In order not to make it unnecessarily complicated, you can divide roughness into three categories: fine, medium, and coarse. in Good bran You see more leaves than stems, no thorns or spines, and feel little or no tingling in the palm of your hand. in Medium bran The ratio between leaves and stems is about fifty, and there are flowers, but not much. It feels fairly solid, but it doesn’t press your palm too hard. in coarse bran; You mainly see stems, spikes, columns, and a few leaves. The shins prick your palms.

What is appropriate?

Thin and fine bran provides more energy and protein than coarse and hard bran. A horse needs less roughage to get the same amount of energy from poor quality roughage. Because eating plenty of roughage is good for health and well-being, it is a good idea to choose quality that your horse can eat as much as possible without becoming too fat. Eating unlimited bran is not possible in many cases, not even for coarse bran, unless the horses work a lot.
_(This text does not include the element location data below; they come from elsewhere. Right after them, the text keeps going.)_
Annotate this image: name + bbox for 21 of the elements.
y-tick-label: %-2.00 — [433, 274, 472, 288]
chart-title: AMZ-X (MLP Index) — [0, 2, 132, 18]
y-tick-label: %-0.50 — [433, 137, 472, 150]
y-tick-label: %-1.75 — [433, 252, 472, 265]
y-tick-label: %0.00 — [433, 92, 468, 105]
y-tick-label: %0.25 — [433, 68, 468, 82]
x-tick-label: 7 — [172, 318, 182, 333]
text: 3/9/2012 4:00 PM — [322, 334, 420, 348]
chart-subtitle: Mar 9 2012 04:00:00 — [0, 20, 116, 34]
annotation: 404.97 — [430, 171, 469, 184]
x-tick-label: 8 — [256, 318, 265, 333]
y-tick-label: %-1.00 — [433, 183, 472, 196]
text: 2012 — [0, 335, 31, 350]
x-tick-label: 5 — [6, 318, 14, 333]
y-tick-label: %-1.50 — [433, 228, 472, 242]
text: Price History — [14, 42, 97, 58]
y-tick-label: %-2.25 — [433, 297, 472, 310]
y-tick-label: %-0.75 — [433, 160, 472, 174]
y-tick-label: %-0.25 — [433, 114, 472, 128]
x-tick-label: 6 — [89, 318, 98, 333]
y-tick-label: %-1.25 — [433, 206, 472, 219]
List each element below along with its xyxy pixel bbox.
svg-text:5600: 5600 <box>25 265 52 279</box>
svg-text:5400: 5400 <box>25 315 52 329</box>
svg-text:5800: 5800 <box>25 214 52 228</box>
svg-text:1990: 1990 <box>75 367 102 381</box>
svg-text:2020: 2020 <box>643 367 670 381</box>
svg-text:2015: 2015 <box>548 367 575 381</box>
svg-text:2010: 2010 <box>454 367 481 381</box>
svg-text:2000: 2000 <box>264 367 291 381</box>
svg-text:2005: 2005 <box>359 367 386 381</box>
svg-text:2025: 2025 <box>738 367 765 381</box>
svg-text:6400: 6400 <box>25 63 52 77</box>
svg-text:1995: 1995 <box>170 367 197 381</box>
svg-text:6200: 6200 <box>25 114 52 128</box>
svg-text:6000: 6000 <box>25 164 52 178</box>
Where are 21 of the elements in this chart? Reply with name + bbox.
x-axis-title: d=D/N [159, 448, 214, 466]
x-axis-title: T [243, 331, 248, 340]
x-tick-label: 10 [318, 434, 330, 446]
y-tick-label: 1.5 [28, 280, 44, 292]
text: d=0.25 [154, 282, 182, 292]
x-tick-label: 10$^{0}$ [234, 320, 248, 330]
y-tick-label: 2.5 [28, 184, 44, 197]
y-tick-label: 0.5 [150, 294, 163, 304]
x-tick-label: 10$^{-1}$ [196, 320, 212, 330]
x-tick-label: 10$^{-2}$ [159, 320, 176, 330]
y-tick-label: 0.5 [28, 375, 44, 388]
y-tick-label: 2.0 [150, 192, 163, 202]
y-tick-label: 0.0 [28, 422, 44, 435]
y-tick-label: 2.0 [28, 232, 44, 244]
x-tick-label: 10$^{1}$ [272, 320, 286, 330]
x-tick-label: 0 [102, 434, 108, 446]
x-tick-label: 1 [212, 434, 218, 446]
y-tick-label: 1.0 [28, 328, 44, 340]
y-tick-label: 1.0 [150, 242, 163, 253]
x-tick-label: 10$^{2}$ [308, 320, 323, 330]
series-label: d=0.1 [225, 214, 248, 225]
Each horse must receive at least a certain amount of roughage. This criterion is based on the weight of the horse and can be calculated from 1 to 1.25 percent of body weight. A 500 kg horse needs at least 5 to 6.25 kg of dry matter bran per day. Converted into fresh product, this amounts to about 6-7.5 kg of hay or 7-9 kg of forage per day, depending on the dry matter content. If you give a sober horse with a low energy requirement rich, high-quality bran, he may actually get plenty of energy with the minimum necessary amount in the day. The horse gets enough roughage, but gets very fat. It would be necessary to give less roughage to lose weight, but then lead to other complaints because the fiber intake is so low. Therefore, the solution is to search for a different quality of coarse. Many horses need more energy than minimal roughness. More coarseness is the better solution. The maximum intake for coarse is 2 percent of body weight in dry matter. With unlimited roughage, the energy intake may actually be more than needed to rest the horses, for example. Without work, this easily causes the horse to gain weight. Balance should be sought in the optimum supply of roughness and in controlling the degree of body condition.

the more the better

The more roughage a horse can eat without becoming fat, the better. If your horse requires high energy and/or a relatively short time to eat, you choose a richer quality. In addition, rough, smooth and soft provide more protein, which, for example, young growing horses or mares with foals need greatly. For horses with bad teeth, the rough grind leads to problems with absorption and weight loss. Then you have to look for a softer type of hay. However, the majority of horses benefit from somewhat coarse roughage. They chew longer, produce more saliva and grind the teeth more evenly. Choose the roughness quality that best suits your horse and try to assume as much roughness as possible. You can rate this quality for both silage and hay. Horse silage is relatively dry, but slightly moister than hay. At the similar shear stage, silage can be less hard and prickly. So also take a good look at the stem / leaf ratio and the number of inflorescences.